Il vicepresidente aggiunge: «Nel corso delle successive interlocuzioni con l’amministrazione comunale era stato inoltre annunciato un momento di verifica e confronto con il territorio. Tuttavia non c’è stato spazio per portare all’attenzione dell’amministrazione dati e osservazioni sul calo delle vendite che diverse imprese stanno registrando. Nel frattempo sono state raccolte oltre 400 firme, con 70 aziende che si sono espresse a favore della riapertura della strada. La petizione è stata depositata in Municipio ma, ad oggi, non abbiamo ricevuto alcun riscontro».

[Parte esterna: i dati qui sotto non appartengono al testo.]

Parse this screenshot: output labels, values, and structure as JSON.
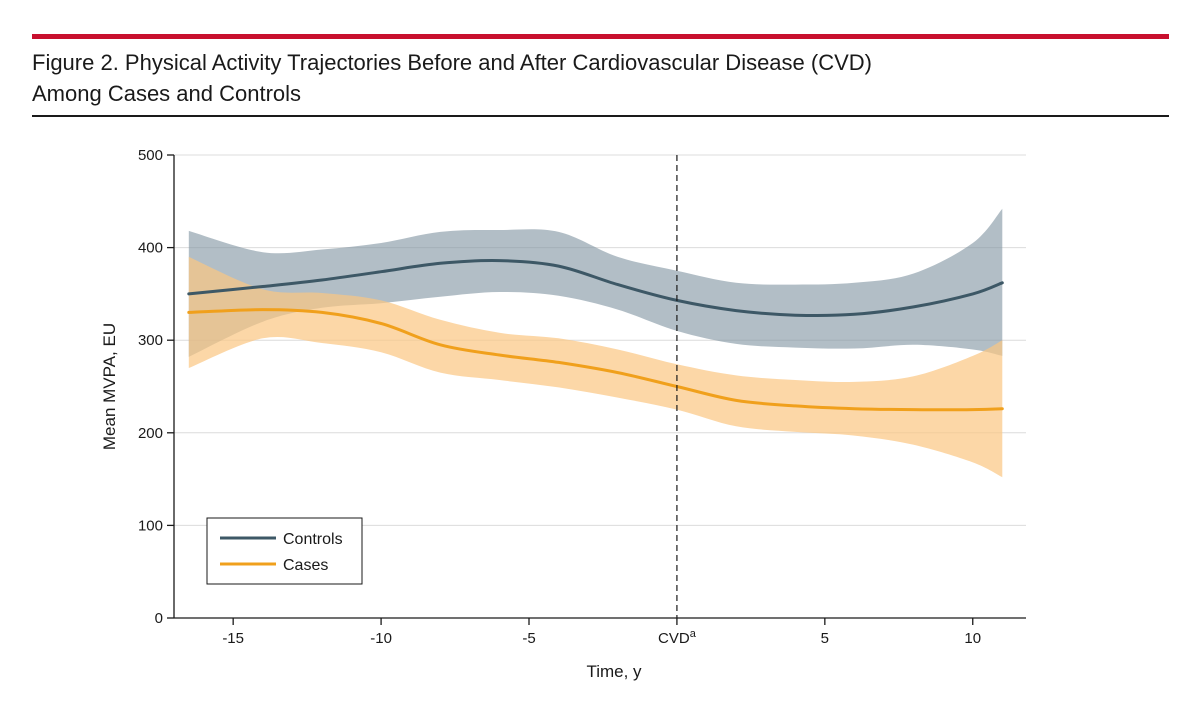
{
  "figure": {
    "title_line1": "Figure 2. Physical Activity Trajectories Before and After Cardiovascular Disease (CVD)",
    "title_line2": "Among Cases and Controls"
  },
  "colors": {
    "accent_rule": "#c8102e",
    "controls_line": "#3d5866",
    "controls_band": "#7f93a0",
    "cases_line": "#f0a01c",
    "cases_band": "#fbc681"
  },
  "chart_data": {
    "type": "line",
    "title": "Figure 2. Physical Activity Trajectories Before and After Cardiovascular Disease (CVD) Among Cases and Controls",
    "xlabel": "Time, y",
    "ylabel": "Mean MVPA, EU",
    "xlim": [
      -17,
      11.8
    ],
    "ylim": [
      0,
      500
    ],
    "xticks": [
      -15,
      -10,
      -5,
      0,
      5,
      10
    ],
    "xtick_labels": [
      "-15",
      "-10",
      "-5",
      "CVD",
      "5",
      "10"
    ],
    "xtick_superscripts": [
      "",
      "",
      "",
      "a",
      "",
      ""
    ],
    "yticks": [
      0,
      100,
      200,
      300,
      400,
      500
    ],
    "ytick_labels": [
      "0",
      "100",
      "200",
      "300",
      "400",
      "500"
    ],
    "grid": "horizontal",
    "reference_line_x": 0,
    "legend": {
      "placement": "bottom-left"
    },
    "series": [
      {
        "name": "Controls",
        "x": [
          -16.5,
          -14,
          -12,
          -10,
          -8,
          -6,
          -4,
          -2,
          0,
          2,
          4,
          6,
          8,
          10,
          11
        ],
        "values": [
          350,
          358,
          365,
          374,
          383,
          386,
          380,
          360,
          343,
          332,
          327,
          328,
          336,
          350,
          362
        ],
        "lower": [
          282,
          320,
          335,
          340,
          347,
          352,
          348,
          333,
          310,
          296,
          292,
          291,
          295,
          290,
          283
        ],
        "upper": [
          418,
          395,
          398,
          405,
          417,
          419,
          417,
          390,
          375,
          362,
          360,
          362,
          372,
          405,
          442
        ]
      },
      {
        "name": "Cases",
        "x": [
          -16.5,
          -14,
          -12,
          -10,
          -8,
          -6,
          -4,
          -2,
          0,
          2,
          4,
          6,
          8,
          10,
          11
        ],
        "values": [
          330,
          333,
          330,
          318,
          295,
          284,
          276,
          265,
          250,
          235,
          229,
          226,
          225,
          225,
          226
        ],
        "lower": [
          270,
          302,
          297,
          287,
          265,
          257,
          249,
          238,
          225,
          207,
          201,
          197,
          187,
          168,
          152
        ],
        "upper": [
          390,
          355,
          351,
          343,
          322,
          308,
          302,
          290,
          274,
          262,
          257,
          255,
          261,
          283,
          300
        ]
      }
    ]
  }
}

C’è di più: «A questo si aggiunge una difformità rispetto al progetto originario, che prevedeva un accesso da via Scaniglia e che, allo stato attuale, non risulta realizzato secondo quanto previsto. Parallelamente, cinque aziende hanno presentato ricorso al Tar, segnale evidente delle difficoltà che il tessuto economico locale sta vivendo. Va inoltre ricordato che un’altra parte del progetto Street Lab, il cosiddetto Pedibus, è stata nel frattempo archiviata, a dimostrazione delle criticità di una progettazione che non ha tenuto adeguatamente conto del contesto e delle caratteristiche dell’area».
Chiesta dunque l’immediata sospensione anche di questa parte del progetto, «per consentire una verifica seria degli effetti prodotti e aprire finalmente un confronto concreto con il territorio. L’obiettivo deve essere trovare soluzioni equilibrate che tengano insieme vivibilità urbana, gestione della logistica e tutela delle attività economiche che ogni giorno contribuiscono alla vita del quartiere».